Injuries from sports, military service and car accidents often result in issues that can affect mobility. Young and middle aged, otherwise healthy people can have problems with pain and joint deterioration. Although some have learned to mask their condition by hiding a limp and keeping up with a regimen of physical therapy, it may still be painful for them to climb up and down stairs or to be on their feet for too long. People with artificial joints may avoid sports and other high-impact physical activities on doctors’ orders. That makes it hard to stay fit and easy to put on weight, especially for those who are already predisposed to have a larger build. These people aren’t necessarily disabled, but working on their fitness may be what makes it possible for them to function normally; taking it to a higher level may not be possible or practical.

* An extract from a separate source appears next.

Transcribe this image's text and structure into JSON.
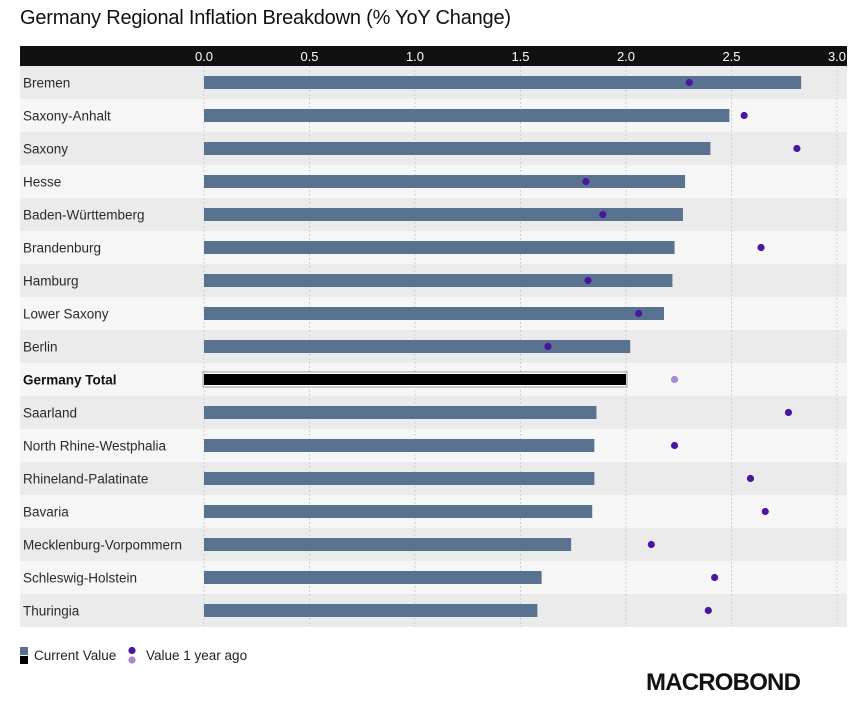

In addition to problems from current and past injuries, physical issues might include a hereditary disorder, a sight or hearing impairment, a mental health issue such as depression or anxiety, or an intellectual difference or disability. All of those things can make it harder to stay fit, keep a job, fulfill family responsibilities and get through each day.
You Don’t Know Their History
When you see a stranger and judge them because they seem lazy or unfit, you are doing so without knowing their circumstances or their history. You don’t know what
injuries or health challenges they may be living with. You don’t know their family or personal history.
Always remember that health is far from 100 percent controllable and that it’s not a moral issue. You pursue health because it benefits you in many ways. Others may be committed to their health, however, for any number of reasons, their results look different from yours. Still others have different interests and priorities. If someone would rather read a book than go to the gym or spend time with their children rather than cook from scratch every night, those are valid choices.
Enjoy the health and fitness you’ve had the opportunity to cultivate; it’s got so many benefits. But remember, it’s not a valid excuse to look down on others. Don’t be the kind of person who makes unsupported assumptions and judgement based on little or no evidence. That is not a healthy attitude.